The man smiles at him. “Ah, I’m glad to see you came. It’s been a while, hasn’t it?”

 

The boy puffs out his chest just a little. “Since the fire, yes.”

 

“Two weeks already? My my, time truly does fly. Oh, I have to congratulate you on your deed. You pulled it off flawlessly. I can see you did good use of my little gift.”

 

His ears were ringing but he couldn’t stop running. Running, running far from this place. She was gone. She was gone. She was gone. She was so fucking dumb. Pathetic. Useless. She let that man, that asshole, that bastard get her. They could have fled. Because he had friends now. He wasn’t alone. The Man would have helped them, he was sure of that. Maybe … maybe it wasn’t too late. Maybe the Man would help him still. He had to try. And as he went to the usual bar and saw the Man waiting for him with open arms, he found some semblance of hope. Leaving with a bag and a can of deadly gasoline in it, the boy could finally imagine a future for himself.

 

“Thank you again for your help.”

 

“It’s nothing, it’s nothing. You’re a promising boy, haven’t I told you that? It’s my pleasure to be of assistance to you. On that topic, I have another gift for you.”

 

“Really?”

 

“Yep. After all, now that your old house has gone in flames you need a new place to stay in, correct? Well, I have a place for you. You see my … group and I do many various interesting things. Running an orphanage is one of them. I’m quite proud of it! And that would allow us to stay in contact. Because I can sense it, you could accomplish great things under my guidance, kiddo. So. What do you say? Are you in?”

 

 

 

 

 

 

Notes:

Me?
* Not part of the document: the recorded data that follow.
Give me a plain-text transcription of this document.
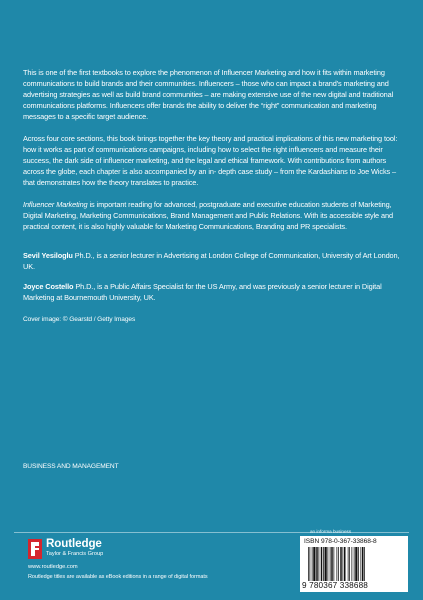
This is one of the first textbooks to explore the phenomenon of Influencer Marketing and how it fits within marketing communications to build brands and their communities. Influencers – those who can impact a brand's marketing and advertising strategies as well as build brand communities – are making extensive use of the new digital and traditional communications platforms. Influencers offer brands the ability to deliver the “right” communication and marketing messages to a specific target audience.

Across four core sections, this book brings together the key theory and practical implications of this new marketing tool: how it works as part of communications campaigns, including how to select the right influencers and measure their success, the dark side of influencer marketing, and the legal and ethical framework. With contributions from authors across the globe, each chapter is also accompanied by an in- depth case study – from the Kardashians to Joe Wicks – that demonstrates how the theory translates to practice.

Influencer Marketing is important reading for advanced, postgraduate and executive education students of Marketing, Digital Marketing, Marketing Communications, Brand Management and Public Relations. With its accessible style and practical content, it is also highly valuable for Marketing Communications, Branding and PR specialists.

Sevil Yesiloglu Ph.D., is a senior lecturer in Advertising at London College of Communication, University of Art London, UK.

Joyce Costello Ph.D., is a Public Affairs Specialist for the US Army, and was previously a senior lecturer in Digital Marketing at Bournemouth University, UK.

Cover image: © Gearstd / Getty Images

BUSINESS AND MANAGEMENT
an informa business
Routledge
Taylor & Francis Group
www.routledge.com
Routledge titles are available as eBook editions in a range of digital formats
ISBN 978-0-367-33868-8
9 780367 338688
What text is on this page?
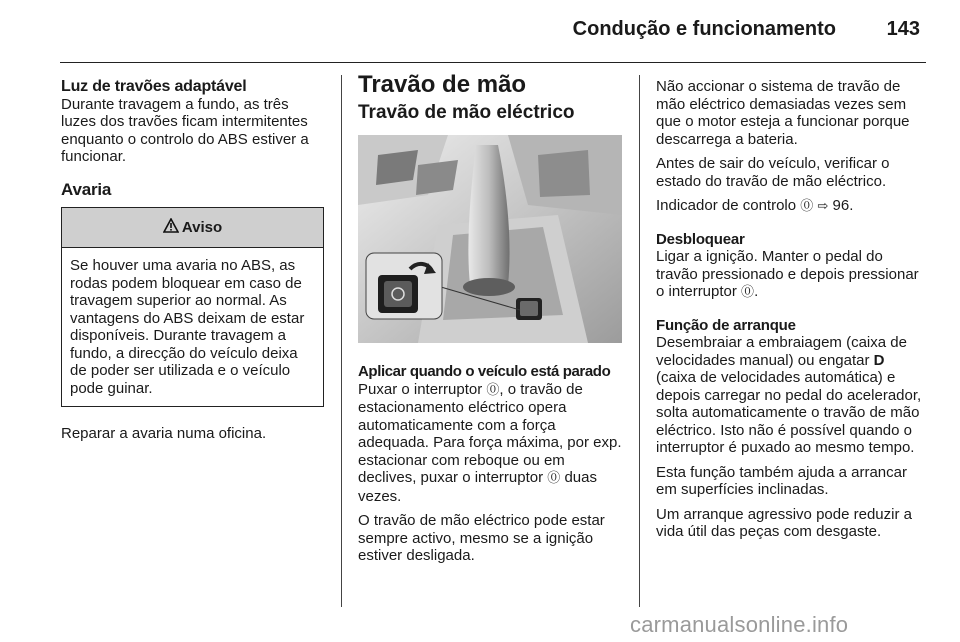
Condução e funcionamento	143
Luz de travões adaptável

Durante travagem a fundo, as três luzes dos travões ficam intermitentes enquanto o controlo do ABS estiver a funcionar.

Avaria
Aviso
Se houver uma avaria no ABS, as rodas podem bloquear em caso de travagem superior ao normal. As vantagens do ABS deixam de estar disponíveis. Durante travagem a fundo, a direcção do veículo deixa de poder ser utilizada e o veículo pode guinar.

Reparar a avaria numa oficina.

Travão de mão
Travão de mão eléctrico
Aplicar quando o veículo está parado

Puxar o interruptor ⓪, o travão de estacionamento eléctrico opera automaticamente com a força adequada. Para força máxima, por exp. estacionar com reboque ou em declives, puxar o interruptor ⓪ duas vezes.

O travão de mão eléctrico pode estar sempre activo, mesmo se a ignição estiver desligada.

Não accionar o sistema de travão de mão eléctrico demasiadas vezes sem que o motor esteja a funcionar porque descarrega a bateria.

Antes de sair do veículo, verificar o estado do travão de mão eléctrico.

Indicador de controlo ⓪ ⇨ 96.

Desbloquear

Ligar a ignição. Manter o pedal do travão pressionado e depois pressionar o interruptor ⓪.

Função de arranque

Desembraiar a embraiagem (caixa de velocidades manual) ou engatar D (caixa de velocidades automática) e depois carregar no pedal do acelerador, solta automaticamente o travão de mão eléctrico. Isto não é possível quando o interruptor é puxado ao mesmo tempo.

Esta função também ajuda a arrancar em superfícies inclinadas.

Um arranque agressivo pode reduzir a vida útil das peças com desgaste.

carmanualsonline.info
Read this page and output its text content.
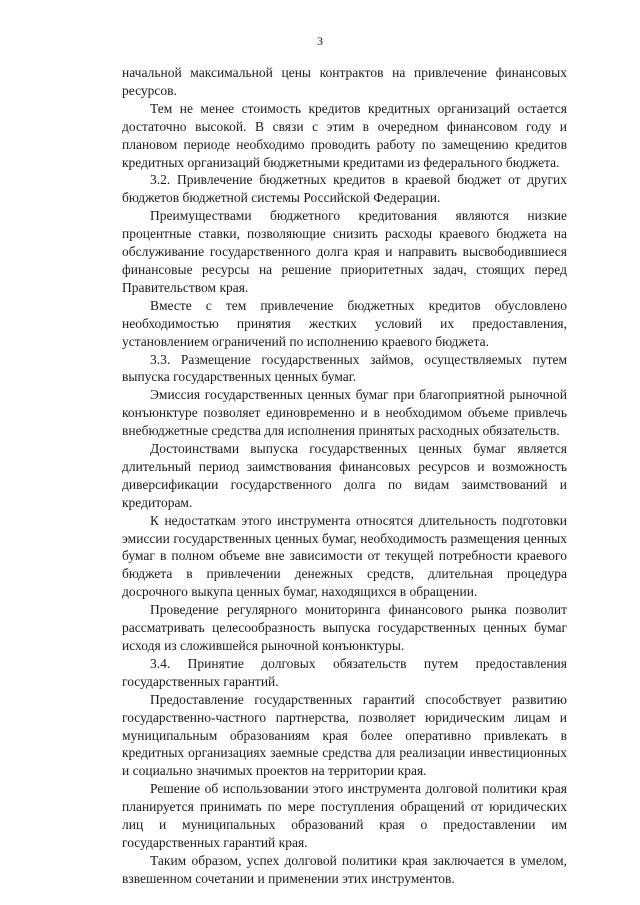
3

начальной максимальной цены контрактов на привлечение финансовых ресурсов.

Тем не менее стоимость кредитов кредитных организаций остается достаточно высокой. В связи с этим в очередном финансовом году и плановом периоде необходимо проводить работу по замещению кредитов кредитных организаций бюджетными кредитами из федерального бюджета.

3.2. Привлечение бюджетных кредитов в краевой бюджет от других бюджетов бюджетной системы Российской Федерации.

Преимуществами бюджетного кредитования являются низкие процентные ставки, позволяющие снизить расходы краевого бюджета на обслуживание государственного долга края и направить высвободившиеся финансовые ресурсы на решение приоритетных задач, стоящих перед Правительством края.

Вместе с тем привлечение бюджетных кредитов обусловлено необходимостью принятия жестких условий их предоставления, установлением ограничений по исполнению краевого бюджета.

3.3. Размещение государственных займов, осуществляемых путем выпуска государственных ценных бумаг.

Эмиссия государственных ценных бумаг при благоприятной рыночной конъюнктуре позволяет единовременно и в необходимом объеме привлечь внебюджетные средства для исполнения принятых расходных обязательств.

Достоинствами выпуска государственных ценных бумаг является длительный период заимствования финансовых ресурсов и возможность диверсификации государственного долга по видам заимствований и кредиторам.

К недостаткам этого инструмента относятся длительность подготовки эмиссии государственных ценных бумаг, необходимость размещения ценных бумаг в полном объеме вне зависимости от текущей потребности краевого бюджета в привлечении денежных средств, длительная процедура досрочного выкупа ценных бумаг, находящихся в обращении.

Проведение регулярного мониторинга финансового рынка позволит рассматривать целесообразность выпуска государственных ценных бумаг исходя из сложившейся рыночной конъюнктуры.

3.4. Принятие долговых обязательств путем предоставления государственных гарантий.

Предоставление государственных гарантий способствует развитию государственно-частного партнерства, позволяет юридическим лицам и муниципальным образованиям края более оперативно привлекать в кредитных организациях заемные средства для реализации инвестиционных и социально значимых проектов на территории края.

Решение об использовании этого инструмента долговой политики края планируется принимать по мере поступления обращений от юридических лиц и муниципальных образований края о предоставлении им государственных гарантий края.

Таким образом, успех долговой политики края заключается в умелом, взвешенном сочетании и применении этих инструментов.
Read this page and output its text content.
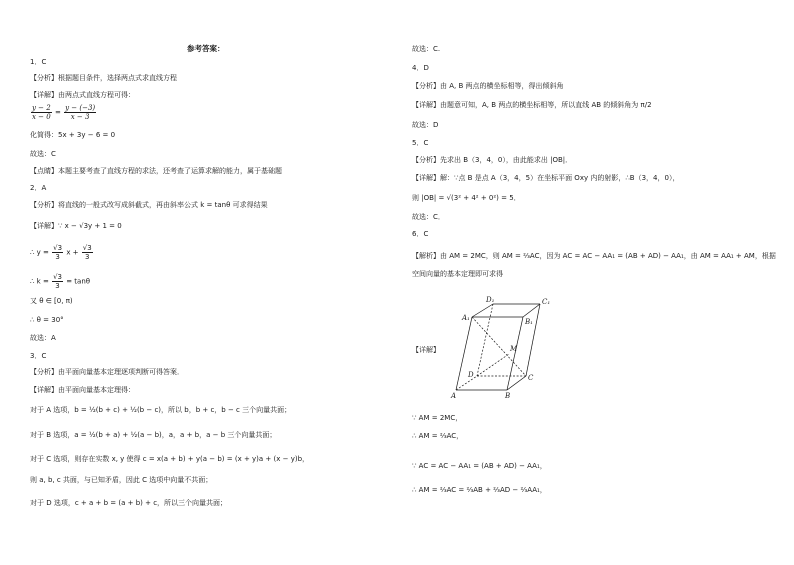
参考答案：
1．C
【分析】根据题目条件，选择两点式求直线方程
【详解】由两点式直线方程可得：
$\frac{y - 2}{x - 0} = \frac{y - (-3)}{x - 3}$
化简得：5x + 3y − 6 = 0
故选：C
【点睛】本题主要考查了直线方程的求法，还考查了运算求解的能力，属于基础题
2．A
【分析】将直线的一般式改写成斜截式，再由斜率公式 k = tanθ 可求得结果
【详解】∵ x − √3y + 1 = 0
∴ $y = \frac{√3}{3}$ $x + \frac{√3}{3}$
∴ $k = \frac{√3}{3} = \tan\theta$
又 θ ∈ [0, π)
∴ θ = 30°
故选：A
3．C
【分析】由平面向量基本定理逐项判断可得答案．
【详解】由平面向量基本定理得：
对于 A 选项，b = ½(b + c) + ½(b − c)，所以 b，b + c，b − c 三个向量共面；
对于 B 选项，a = ½(b + a) + ½(a − b)，a，a + b，a − b 三个向量共面；
对于 C 选项，则存在实数 x, y 使得 c = x(a + b) + y(a − b) = (x + y)a + (x − y)b，
则 a, b, c 共面，与已知矛盾，因此 C 选项中向量不共面；
对于 D 选项，c + a + b = (a + b) + c，所以三个向量共面；
故选：C.
4．D
【分析】由 A, B 两点的横坐标相等，得出倾斜角
【详解】由题意可知，A, B 两点的横坐标相等，所以直线 AB 的倾斜角为 π/2
故选：D
5．C
【分析】先求出 B（3，4，0），由此能求出 |OB|．
【详解】解：∵点 B 是点 A（3，4，5）在坐标平面 Oxy 内的射影，∴B（3，4，0），
则 |OB| = √(3² + 4² + 0²) = 5．
故选：C．
6．C
【解析】由 AM = 2MC，则 AM = ⅔AC，因为 AC = AC − AA₁ = (AB + AD) − AA₁，由 AM = AA₁ + AM，根据
空间向量的基本定理即可求得
【详解】
D₁	C₁
A₁	B₁
M
D	C
A	B
∵ AM = 2MC，
∴ AM = ⅔AC，
∵ AC = AC − AA₁ = (AB + AD) − AA₁，
∴ AM = ⅔AC = ⅔AB + ⅔AD − ⅔AA₁，
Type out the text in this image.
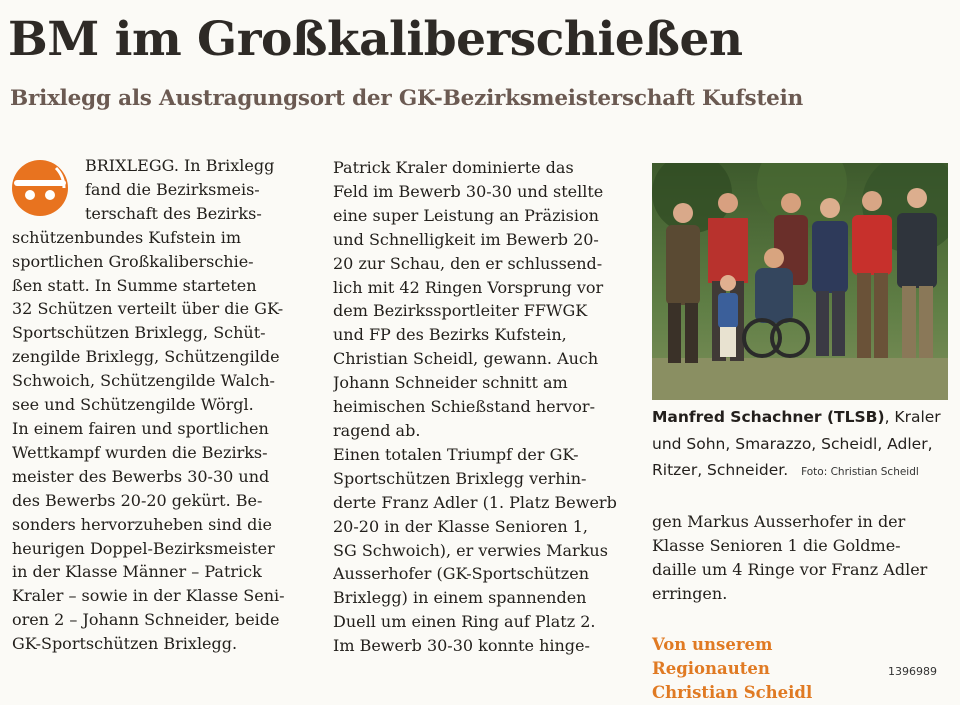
BM im Großkaliberschießen
Brixlegg als Austragungsort der GK-Bezirksmeisterschaft Kufstein
BRIXLEGG. In Brixlegg
fand die Bezirksmeis-
terschaft des Bezirks-
schützenbundes Kufstein im
sportlichen Großkaliberschie-
ßen statt. In Summe starteten
32 Schützen verteilt über die GK-
Sportschützen Brixlegg, Schüt-
zengilde Brixlegg, Schützengilde
Schwoich, Schützengilde Walch-
see und Schützengilde Wörgl.
In einem fairen und sportlichen
Wettkampf wurden die Bezirks-
meister des Bewerbs 30-30 und
des Bewerbs 20-20 gekürt. Be-
sonders hervorzuheben sind die
heurigen Doppel-Bezirksmeister
in der Klasse Männer – Patrick
Kraler – sowie in der Klasse Seni-
oren 2 – Johann Schneider, beide
GK-Sportschützen Brixlegg.
Patrick Kraler dominierte das
Feld im Bewerb 30-30 und stellte
eine super Leistung an Präzision
und Schnelligkeit im Bewerb 20-
20 zur Schau, den er schlussend-
lich mit 42 Ringen Vorsprung vor
dem Bezirkssportleiter FFWGK
und FP des Bezirks Kufstein,
Christian Scheidl, gewann. Auch
Johann Schneider schnitt am
heimischen Schießstand hervor-
ragend ab.
Einen totalen Triumpf der GK-
Sportschützen Brixlegg verhin-
derte Franz Adler (1. Platz Bewerb
20-20 in der Klasse Senioren 1,
SG Schwoich), er verwies Markus
Ausserhofer (GK-Sportschützen
Brixlegg) in einem spannenden
Duell um einen Ring auf Platz 2.
Im Bewerb 30-30 konnte hinge-
Manfred Schachner (TLSB), Kraler
und Sohn, Smarazzo, Scheidl, Adler,
Ritzer, Schneider. Foto: Christian Scheidl
gen Markus Ausserhofer in der
Klasse Senioren 1 die Goldme-
daille um 4 Ringe vor Franz Adler
erringen.
Von unserem Regionauten
Christian Scheidl
1396989
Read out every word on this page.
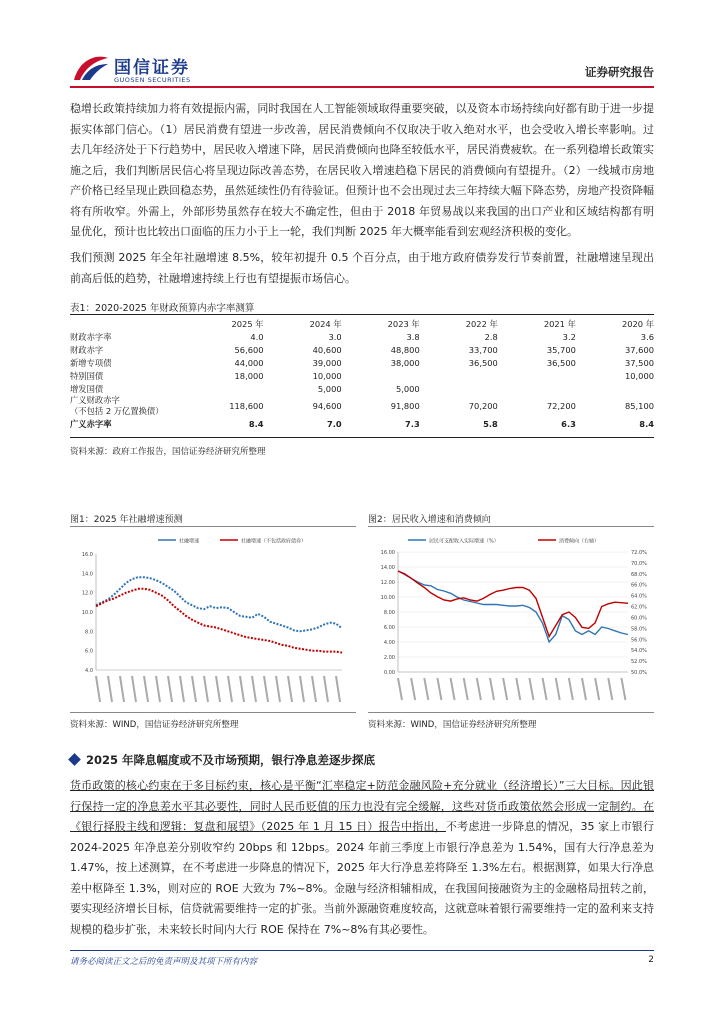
国信证券
GUOSEN SECURITIES
证券研究报告

稳增长政策持续加力将有效提振内需，同时我国在人工智能领域取得重要突破，以及资本市场持续向好都有助于进一步提振实体部门信心。（1）居民消费有望进一步改善，居民消费倾向不仅取决于收入绝对水平，也会受收入增长率影响。过去几年经济处于下行趋势中，居民收入增速下降，居民消费倾向也降至较低水平，居民消费疲软。在一系列稳增长政策实施之后，我们判断居民信心将呈现边际改善态势，在居民收入增速趋稳下居民的消费倾向有望提升。（2）一线城市房地产价格已经呈现止跌回稳态势，虽然延续性仍有待验证。但预计也不会出现过去三年持续大幅下降态势，房地产投资降幅将有所收窄。外需上，外部形势虽然存在较大不确定性，但由于 2018 年贸易战以来我国的出口产业和区域结构都有明显优化，预计也比较出口面临的压力小于上一轮，我们判断 2025 年大概率能看到宏观经济积极的变化。

我们预测 2025 年全年社融增速 8.5%，较年初提升 0.5 个百分点，由于地方政府债券发行节奏前置，社融增速呈现出前高后低的趋势，社融增速持续上行也有望提振市场信心。

表1：2020-2025 年财政预算内赤字率测算
	2025 年	2024 年	2023 年	2022 年	2021 年	2020 年
财政赤字率	4.0	3.0	3.8	2.8	3.2	3.6
财政赤字	56,600	40,600	48,800	33,700	35,700	37,600
新增专项债	44,000	39,000	38,000	36,500	36,500	37,500
特别国债	18,000	10,000				10,000
增发国债		5,000	5,000			

广义财政赤字
（不包括 2 万亿置换债）	118,600	94,600	91,800	70,200	72,200	85,100
广义赤字率	8.4	7.0	7.3	5.8	6.3	8.4
资料来源：政府工作报告，国信证券经济研究所整理
图1：2025 年社融增速预测
社融增速	社融增速（不包括政府债券）
16.0
14.0
12.0
10.0
8.0
6.0
4.0
资料来源：WIND，国信证券经济研究所整理
图2：居民收入增速和消费倾向
居民可支配收入实际增速（%）	消费倾向（右轴）
16.00
14.00
12.00
10.00
8.00
6.00
4.00
2.00
0.00
72.0%
70.0%
68.0%
66.0%
64.0%
62.0%
60.0%
58.0%
56.0%
54.0%
52.0%
50.0%
资料来源：WIND，国信证券经济研究所整理
2025 年降息幅度或不及市场预期，银行净息差逐步探底

货币政策的核心约束在于多目标约束，核心是平衡“汇率稳定+防范金融风险+充分就业（经济增长）”三大目标。因此银行保持一定的净息差水平其必要性，同时人民币贬值的压力也没有完全缓解，这些对货币政策依然会形成一定制约。在《银行择股主线和逻辑：复盘和展望》（2025 年 1 月 15 日）报告中指出，不考虑进一步降息的情况，35 家上市银行 2024-2025 年净息差分别收窄约 20bps 和 12bps。2024 年前三季度上市银行净息差为 1.54%，国有大行净息差为 1.47%，按上述测算，在不考虑进一步降息的情况下，2025 年大行净息差将降至 1.3%左右。根据测算，如果大行净息差中枢降至 1.3%，则对应的 ROE 大致为 7%~8%。金融与经济相辅相成，在我国间接融资为主的金融格局扭转之前，要实现经济增长目标，信贷就需要维持一定的扩张。当前外源融资难度较高，这就意味着银行需要维持一定的盈利来支持规模的稳步扩张，未来较长时间内大行 ROE 保持在 7%~8%有其必要性。

请务必阅读正文之后的免责声明及其项下所有内容	2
Mentioning ASU-NARO and adding the potential mastermind at the end in the vaguest terms possible because we know close to nothing about them but I still want them in my story? It's more likely than you think.
I was also absolutely inspired by Naoki Urasawa's Monster.
I also didn't come up with the title on my own, it's based on the French title of the Millennium novel "The Girl Who Played With Fire" (in English) because "The Girl Who Dreamed Of A Match And A Can Of Gasoline" is a much better title.